Quando o presidente saiu correndo na noite de quinta-feira para mostrar que estava compos mentis, refutando o que o procurador especial Robert Hur disse, ele ficou irritado com a mídia e culpou sua equipe pelo mau uso de documentos confidenciais. Petulância nunca é uma boa aparência. Biden deveria ter respirado fundo.

Quando o correspondente da CNN na Casa Branca, MJ Lee, perguntou sobre questões de idade, Biden retrucou: “Esse é o seu julgamento. Esse é o seu julgamento.” Mas 71 por cento dos eleitores dos estados decisivos numa das nossas sondagens disseram que Biden é “muito velho para ser um presidente eficaz”.

Rechaçando a imagem de um vovô excêntrico, ele parecia um vovô excêntrico. “Sou bem-intencionado, sou um homem idoso e sei o que diabos estou fazendo”, ele latiu.

Isso me lembrou dos dias em que o presidente Bill Clinton insistia que ainda era relevante. Declarar que você sabe o que está fazendo não inspira confiança.

Questionado sobre por que insiste que é o único democrata que pode derrotar Trump, Biden respondeu: “Porque sou a pessoa mais qualificada neste país para ser presidente dos Estados Unidos e terminar o trabalho que comecei”.

Isso soou perturbadoramente como Donald Trump afirmando: “Só eu posso consertar isso”.

Justamente quando Biden estava tendo algumas oportunidades – a economia estava melhor, Trump ainda era horrível e os republicanos no Congresso estavam mergulhados na tristeza – Hur levou uma pancada do nada, deixando a impressão de que Biden não deveria ter o dedo no botão. Ele disse que não apresentaria acusações porque o júri perdoaria Biden por ser um velho bom e esquecido.

Foi um erro da parte de Merrick Garland nomear um nomeado por Trump como conselheiro especial de Biden. Assim como James Comey, Garland é um homem tão apaixonado por sua própria virtude que se esforça para exibi-la. Sou tão justo que vou ser injusto. Os democratas muitas vezes caem nesta forma de pensar, em seu próprio detrimento. Foi assim que Biden estragou as audiências Anita Hill-Clarence Thomas, tentando ser tão justo com os republicanos que ganhavam a todo custo no comitê, que jogou o jogo para o juiz Thomas, que agora está manchando a Suprema Corte.

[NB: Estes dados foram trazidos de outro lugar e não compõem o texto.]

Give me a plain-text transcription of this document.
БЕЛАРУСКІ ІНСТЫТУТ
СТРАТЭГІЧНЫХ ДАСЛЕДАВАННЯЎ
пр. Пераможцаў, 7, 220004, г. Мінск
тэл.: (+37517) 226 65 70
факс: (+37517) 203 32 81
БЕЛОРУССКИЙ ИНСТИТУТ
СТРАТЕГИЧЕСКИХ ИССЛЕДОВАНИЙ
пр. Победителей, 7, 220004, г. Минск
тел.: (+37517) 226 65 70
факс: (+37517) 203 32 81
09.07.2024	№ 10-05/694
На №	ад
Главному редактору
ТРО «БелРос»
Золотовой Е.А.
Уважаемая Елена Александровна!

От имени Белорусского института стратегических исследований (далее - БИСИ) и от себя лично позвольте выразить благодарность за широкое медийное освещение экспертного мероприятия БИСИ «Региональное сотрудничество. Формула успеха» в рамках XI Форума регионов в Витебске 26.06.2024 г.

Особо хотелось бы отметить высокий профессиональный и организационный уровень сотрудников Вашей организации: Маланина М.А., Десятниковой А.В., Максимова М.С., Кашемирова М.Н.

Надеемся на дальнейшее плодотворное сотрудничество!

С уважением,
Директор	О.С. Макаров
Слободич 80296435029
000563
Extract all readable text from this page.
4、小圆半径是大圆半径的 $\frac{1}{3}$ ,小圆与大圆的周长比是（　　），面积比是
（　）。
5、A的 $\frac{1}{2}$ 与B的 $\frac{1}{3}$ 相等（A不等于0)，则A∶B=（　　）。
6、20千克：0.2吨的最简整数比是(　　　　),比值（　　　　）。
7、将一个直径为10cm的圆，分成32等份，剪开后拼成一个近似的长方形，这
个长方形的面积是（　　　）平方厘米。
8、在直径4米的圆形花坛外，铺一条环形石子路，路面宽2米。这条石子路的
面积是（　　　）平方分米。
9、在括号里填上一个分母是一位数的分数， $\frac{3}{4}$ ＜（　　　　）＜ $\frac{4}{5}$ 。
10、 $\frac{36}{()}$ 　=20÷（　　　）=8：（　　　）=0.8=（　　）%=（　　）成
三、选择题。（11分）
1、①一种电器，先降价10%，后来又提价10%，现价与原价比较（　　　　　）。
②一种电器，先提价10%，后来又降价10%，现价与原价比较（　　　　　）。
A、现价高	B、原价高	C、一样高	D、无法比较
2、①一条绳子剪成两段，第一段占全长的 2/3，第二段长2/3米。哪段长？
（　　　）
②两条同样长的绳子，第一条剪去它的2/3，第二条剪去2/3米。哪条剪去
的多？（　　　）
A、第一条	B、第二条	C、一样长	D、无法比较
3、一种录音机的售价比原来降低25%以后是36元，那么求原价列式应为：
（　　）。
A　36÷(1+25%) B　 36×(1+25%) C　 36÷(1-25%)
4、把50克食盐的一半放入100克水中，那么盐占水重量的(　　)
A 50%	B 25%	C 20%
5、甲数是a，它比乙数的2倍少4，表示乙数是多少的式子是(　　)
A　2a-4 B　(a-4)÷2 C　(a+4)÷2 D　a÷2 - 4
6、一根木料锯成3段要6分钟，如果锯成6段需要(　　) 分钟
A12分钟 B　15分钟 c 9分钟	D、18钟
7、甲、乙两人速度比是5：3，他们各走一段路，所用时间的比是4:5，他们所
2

Ainda assim, o relatório foi um alarme de incêndio a soar na capital porque, justo ou não, cristalizou o problema da Casa Branca. Biden recusou-se a aceitar a vitória de um mandato, desistir e abrir espaço para sangue novo. Então agora ele tem que entrar em guerra com Trump e impedi-lo de voltar ao Oval para sua grotesca vingança.

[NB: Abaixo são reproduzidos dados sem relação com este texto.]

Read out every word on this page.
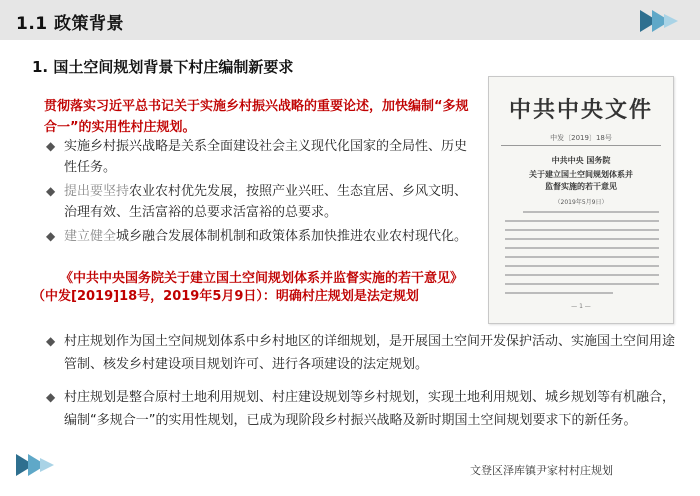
1.1 政策背景
1. 国土空间规划背景下村庄编制新要求
贯彻落实习近平总书记关于实施乡村振兴战略的重要论述，加快编制“多规合一”的实用性村庄规划。
◆ 实施乡村振兴战略是关系全面建设社会主义现代化国家的全局性、历史性任务。
◆ 提出要坚持农业农村优先发展，按照产业兴旺、生态宜居、乡风文明、治理有效、生活富裕的总要求活富裕的总要求。
◆ 建立健全城乡融合发展体制机制和政策体系加快推进农业农村现代化。
《中共中央国务院关于建立国土空间规划体系并监督实施的若干意见》（中发[2019]18号，2019年5月9日）：明确村庄规划是法定规划
◆ 村庄规划作为国土空间规划体系中乡村地区的详细规划，是开展国土空间开发保护活动、实施国土空间用途管制、核发乡村建设项目规划许可、进行各项建设的法定规划。
◆ 村庄规划是整合原村土地利用规划、村庄建设规划等乡村规划，实现土地利用规划、城乡规划等有机融合，编制“多规合一”的实用性规划，已成为现阶段乡村振兴战略及新时期国土空间规划要求下的新任务。
中共中央文件
中发〔2019〕18号
中共中央 国务院
关于建立国土空间规划体系并
监督实施的若干意见
（2019年5月9日）
— 1 —
文登区泽库镇尹家村村庄规划
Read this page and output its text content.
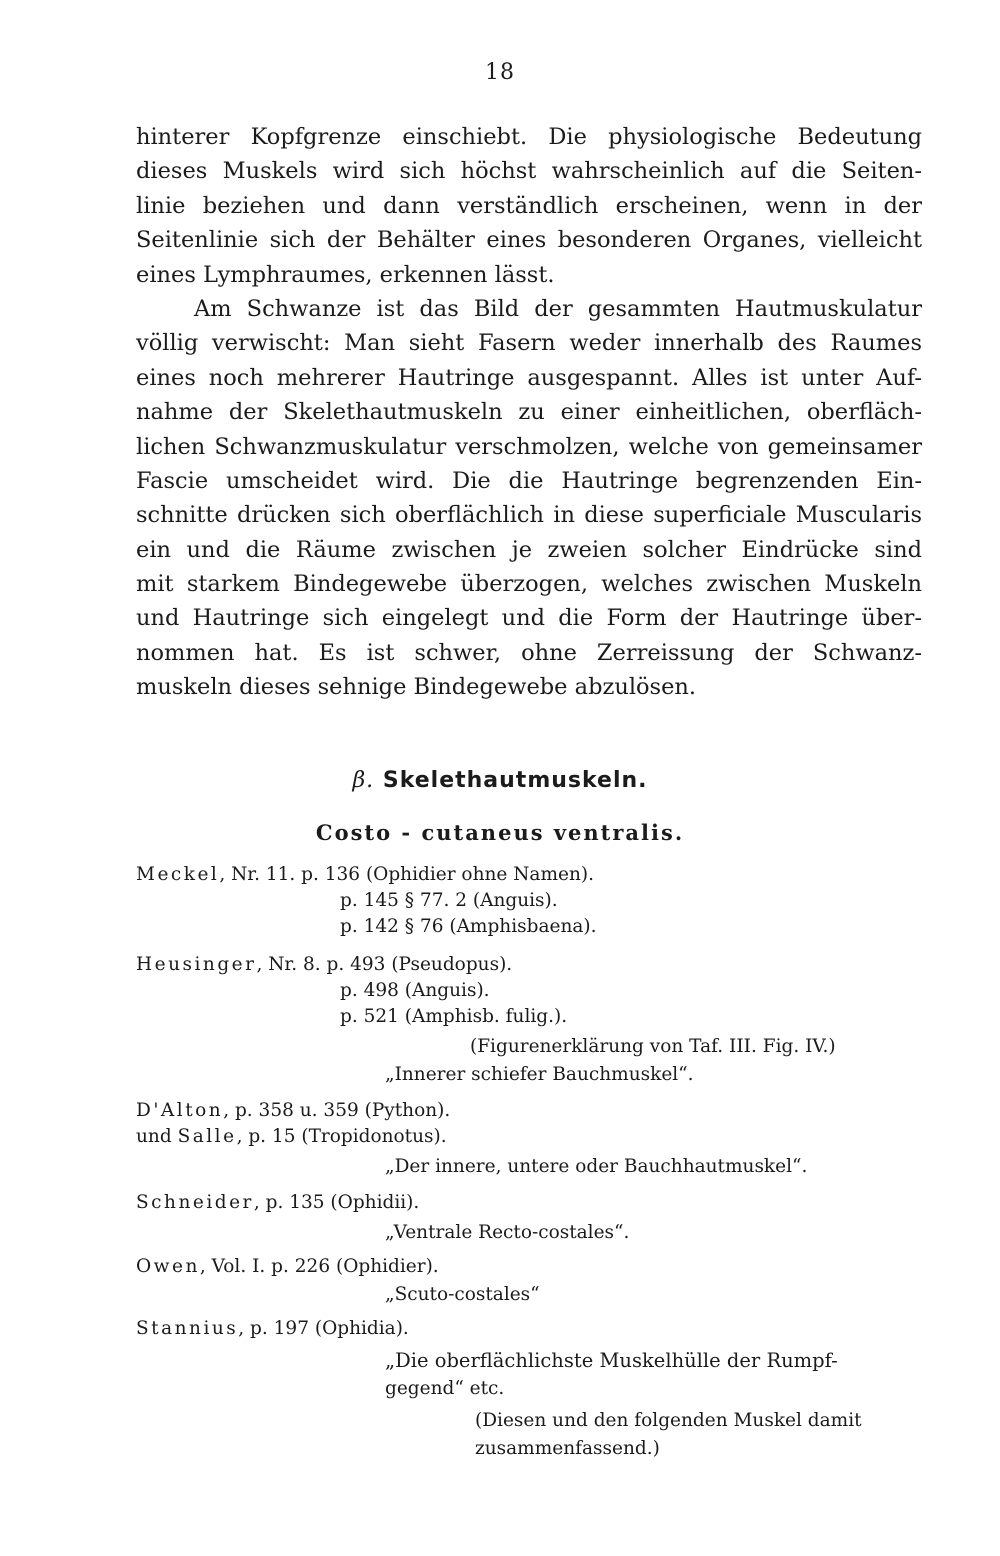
18
hinterer Kopfgrenze einschiebt. Die physiologische Bedeutung
dieses Muskels wird sich höchst wahrscheinlich auf die Seiten-
linie beziehen und dann verständlich erscheinen, wenn in der
Seitenlinie sich der Behälter eines besonderen Organes, vielleicht
eines Lymphraumes, erkennen lässt.
Am Schwanze ist das Bild der gesammten Hautmuskulatur
völlig verwischt: Man sieht Fasern weder innerhalb des Raumes
eines noch mehrerer Hautringe ausgespannt. Alles ist unter Auf-
nahme der Skelethautmuskeln zu einer einheitlichen, oberfläch-
lichen Schwanzmuskulatur verschmolzen, welche von gemeinsamer
Fascie umscheidet wird. Die die Hautringe begrenzenden Ein-
schnitte drücken sich oberflächlich in diese superficiale Muscularis
ein und die Räume zwischen je zweien solcher Eindrücke sind
mit starkem Bindegewebe überzogen, welches zwischen Muskeln
und Hautringe sich eingelegt und die Form der Hautringe über-
nommen hat. Es ist schwer, ohne Zerreissung der Schwanz-
muskeln dieses sehnige Bindegewebe abzulösen.
β. Skelethautmuskeln.
Costo - cutaneus ventralis.
Meckel, Nr. 11. p. 136 (Ophidier ohne Namen).
p. 145 § 77. 2 (Anguis).
p. 142 § 76 (Amphisbaena).
Heusinger, Nr. 8. p. 493 (Pseudopus).
p. 498 (Anguis).
p. 521 (Amphisb. fulig.).
(Figurenerklärung von Taf. III. Fig. IV.)
„Innerer schiefer Bauchmuskel“.
D'Alton, p. 358 u. 359 (Python).
und Salle, p. 15 (Tropidonotus).
„Der innere, untere oder Bauchhautmuskel“.
Schneider, p. 135 (Ophidii).
„Ventrale Recto-costales“.
Owen, Vol. I. p. 226 (Ophidier).
„Scuto-costales“
Stannius, p. 197 (Ophidia).
„Die oberflächlichste Muskelhülle der Rumpf-
gegend“ etc.
(Diesen und den folgenden Muskel damit
zusammenfassend.)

Mas, num mundo em chamas, com os republicanos no Congresso a mergulhar numa farsa, a equipa de Biden claramente não tem nenhum plano sobre como lidar com a idade do presidente, exceto protegê-lo e escondê-lo e intimidar os repórteres que apontam que o seu estado mental – como o delirante Trump – é um problema genuíno.

Biden não está apenas numa bolha – ele está num plástico-bolha. Mimar e fechar o tio Joe até o fim – evitando as prefeituras e a entrevista do Super Bowl – simplesmente não vai funcionar. Ir para a defesa, quando Trump está no ataque, não vai funcionar. Contar com a vileza de Trump para garantir a vitória, como fez Hillary, não vai funcionar.

Os democratas deveriam pegar seus sais aromáticos para um longo caso de vapores. Será um ano muito virulento e violento.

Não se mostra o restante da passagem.